When I finally drew the door open, the smell swatted me in the face. Not the stench of rotting flesh or anything even remotely resembling death. Still, it was a smell I recognized immediately.

Marijuana.

I pulled out my flashlight and shined it around the interior of the building. There were large wire cages to either side of a central aisle. It reminded me of evidence lockup. Each of the cages was packed with bricks and bags and crates of drugs, all of them carefully catalogued and documented with their weights on the clipboards hanging from the locked doors. I was no expert, but the street value of this one building was probably enough to buy a small country. Or maybe even a large one. Antone had gathered it all here to be found and seized by the proper authorities. And my gut told me that everything he had accumulated was still here, right down to the last gram.
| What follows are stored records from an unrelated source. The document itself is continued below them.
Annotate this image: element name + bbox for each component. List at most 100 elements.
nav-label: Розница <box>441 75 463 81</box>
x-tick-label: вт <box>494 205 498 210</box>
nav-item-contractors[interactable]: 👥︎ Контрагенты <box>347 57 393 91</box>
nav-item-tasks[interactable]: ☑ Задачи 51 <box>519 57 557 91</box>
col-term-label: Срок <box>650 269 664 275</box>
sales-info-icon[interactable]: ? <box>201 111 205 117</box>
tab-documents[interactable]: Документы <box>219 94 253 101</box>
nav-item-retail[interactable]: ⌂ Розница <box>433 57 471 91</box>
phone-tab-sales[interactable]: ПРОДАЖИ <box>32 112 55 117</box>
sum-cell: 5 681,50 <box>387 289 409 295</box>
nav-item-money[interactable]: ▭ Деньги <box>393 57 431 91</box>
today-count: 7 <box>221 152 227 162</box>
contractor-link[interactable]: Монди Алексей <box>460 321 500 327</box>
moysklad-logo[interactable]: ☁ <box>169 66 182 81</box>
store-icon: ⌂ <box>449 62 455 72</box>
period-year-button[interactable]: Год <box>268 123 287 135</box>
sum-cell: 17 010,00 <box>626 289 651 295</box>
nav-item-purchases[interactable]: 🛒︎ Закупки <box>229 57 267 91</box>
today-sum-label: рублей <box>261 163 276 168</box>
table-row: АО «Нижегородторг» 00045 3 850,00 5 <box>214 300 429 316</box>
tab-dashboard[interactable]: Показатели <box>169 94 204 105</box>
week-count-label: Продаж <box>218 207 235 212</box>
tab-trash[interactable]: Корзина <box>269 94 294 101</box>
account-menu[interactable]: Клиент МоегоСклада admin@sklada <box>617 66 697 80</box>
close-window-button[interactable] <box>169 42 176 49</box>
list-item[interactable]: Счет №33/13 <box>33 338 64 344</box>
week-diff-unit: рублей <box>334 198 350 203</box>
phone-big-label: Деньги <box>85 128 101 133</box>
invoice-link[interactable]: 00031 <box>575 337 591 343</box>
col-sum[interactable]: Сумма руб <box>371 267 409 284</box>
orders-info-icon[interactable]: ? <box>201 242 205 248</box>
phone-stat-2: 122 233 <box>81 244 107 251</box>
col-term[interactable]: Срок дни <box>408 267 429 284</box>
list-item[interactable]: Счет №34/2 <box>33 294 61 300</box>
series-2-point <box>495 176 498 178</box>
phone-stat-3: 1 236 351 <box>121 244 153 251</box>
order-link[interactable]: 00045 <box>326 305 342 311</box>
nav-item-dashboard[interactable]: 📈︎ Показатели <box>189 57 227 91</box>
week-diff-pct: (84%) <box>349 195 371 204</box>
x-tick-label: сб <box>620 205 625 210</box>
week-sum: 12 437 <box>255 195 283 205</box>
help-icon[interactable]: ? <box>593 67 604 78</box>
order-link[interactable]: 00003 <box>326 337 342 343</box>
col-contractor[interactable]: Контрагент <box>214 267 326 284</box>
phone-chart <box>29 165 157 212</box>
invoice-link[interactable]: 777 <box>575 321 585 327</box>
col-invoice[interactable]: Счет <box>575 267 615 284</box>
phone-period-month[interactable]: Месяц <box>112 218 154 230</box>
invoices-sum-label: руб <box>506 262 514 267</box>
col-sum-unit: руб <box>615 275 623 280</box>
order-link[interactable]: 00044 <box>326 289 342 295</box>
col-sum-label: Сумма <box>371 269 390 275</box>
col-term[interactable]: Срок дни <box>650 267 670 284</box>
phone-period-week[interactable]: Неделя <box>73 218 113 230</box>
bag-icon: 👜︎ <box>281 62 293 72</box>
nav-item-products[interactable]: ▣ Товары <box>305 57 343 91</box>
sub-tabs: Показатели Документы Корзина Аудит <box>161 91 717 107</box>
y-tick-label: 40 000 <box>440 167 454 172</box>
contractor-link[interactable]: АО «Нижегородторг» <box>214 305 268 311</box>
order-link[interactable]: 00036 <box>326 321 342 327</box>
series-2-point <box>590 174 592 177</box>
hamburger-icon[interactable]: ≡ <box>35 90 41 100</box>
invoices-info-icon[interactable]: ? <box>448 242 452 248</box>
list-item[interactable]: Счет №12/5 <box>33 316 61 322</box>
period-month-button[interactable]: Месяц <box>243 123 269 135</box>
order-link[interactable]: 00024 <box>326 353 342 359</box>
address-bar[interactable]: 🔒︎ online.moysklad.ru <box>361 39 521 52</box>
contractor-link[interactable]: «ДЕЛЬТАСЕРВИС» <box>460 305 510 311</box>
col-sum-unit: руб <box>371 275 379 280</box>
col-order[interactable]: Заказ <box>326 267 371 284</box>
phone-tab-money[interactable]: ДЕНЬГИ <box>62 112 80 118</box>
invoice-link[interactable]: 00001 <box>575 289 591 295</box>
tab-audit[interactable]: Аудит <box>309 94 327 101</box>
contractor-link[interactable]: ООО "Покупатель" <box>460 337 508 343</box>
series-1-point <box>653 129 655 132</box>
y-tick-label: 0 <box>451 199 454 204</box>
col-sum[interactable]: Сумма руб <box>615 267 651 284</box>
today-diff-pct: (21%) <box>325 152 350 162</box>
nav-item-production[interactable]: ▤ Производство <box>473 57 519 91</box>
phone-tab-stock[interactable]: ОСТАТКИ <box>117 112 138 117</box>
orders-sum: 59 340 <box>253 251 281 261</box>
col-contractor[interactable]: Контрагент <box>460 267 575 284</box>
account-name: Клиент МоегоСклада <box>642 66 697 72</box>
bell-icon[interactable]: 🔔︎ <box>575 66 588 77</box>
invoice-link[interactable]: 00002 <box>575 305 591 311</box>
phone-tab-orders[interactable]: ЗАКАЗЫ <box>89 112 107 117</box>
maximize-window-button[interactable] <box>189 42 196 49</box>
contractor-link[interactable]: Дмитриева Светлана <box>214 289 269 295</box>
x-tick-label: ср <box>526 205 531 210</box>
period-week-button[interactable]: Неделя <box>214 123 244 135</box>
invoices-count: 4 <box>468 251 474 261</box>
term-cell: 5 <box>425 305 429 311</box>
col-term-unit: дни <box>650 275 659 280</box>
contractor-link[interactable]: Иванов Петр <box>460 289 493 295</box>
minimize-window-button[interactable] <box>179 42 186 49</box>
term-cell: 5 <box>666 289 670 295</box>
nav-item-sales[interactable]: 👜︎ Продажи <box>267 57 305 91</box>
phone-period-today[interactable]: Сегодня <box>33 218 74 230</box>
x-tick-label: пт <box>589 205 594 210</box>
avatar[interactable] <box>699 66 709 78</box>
I strolled down the aisle, glancing from one side to the other. Marijuana, cocaine, methamphetamines, Mexican tar, crates of semiautomatic pistols and assault rifles. Everything that could possibly be smuggled across the reservation shy of a cage full of undocumenteds and an insulated case of plutonium. Or maybe I just hadn’t come across them yet.

It was an impressive collection by anyone’s standards. I couldn’t imagine how much time and effort Antone had invested into confiscating this amount of contraband. It was a wonder he hadn’t already been hunted down and killed by the cartels. I shuddered to think that this volume of drugs could be considered too small to actually be missed.

I found it hard not to respect Antone for making it his mission to help rid his reservation of at least a portion of the drugs being funneled across his land and into the public school system, but that didn’t change the fact that he had crossed the line. No matter what crimes these criminals had committed, they didn’t deserve to be hunted down in the desert by someone like my brother.

Or maybe they did. Was not the definition of morality a code of conduct that served the greater good of society?

The cages ended with about fifteen feet remaining before the garage door. I smelled the faintest hint of gasoline. There were oil stains all over the floor. The concrete was lined with tire tracks. Rubber imprints. Three close together. Parallel. Like a tricycle would make. Or perhaps, more accurately, like an ultralight “trike” one-man aircraft would make. The kind that looked like a hang glider attached to a go-kart with an engine-driven propeller mounted to the back. The kind that could fly at more than thirty miles-an-hour and stay under the radar where the Border Patrol couldn’t see it. The kind that the cartels used to make nighttime drops in remote locations where collection teams were ready and waiting. The kind that could easily get a man across the border and into the kind of town where he could disappear in less time than it took for all of the inept law enforcement officers swarming the desert to find his abandoned police cruiser.

I unlocked the garage door, rolled it upward, and stepped out into the night. The tire tracks led about four hundred feet away from me to a point where they vanished altogether.

Who in his right mind would leave the ‘States and risk his life crossing the desert to get into Mexico, you know?

Somewhere in the distance, a coyote howled at the moon.

Coyote is the master of deception.

Coyote.

I’itoi.

This infernal desert was positively crawling with gods of mischief.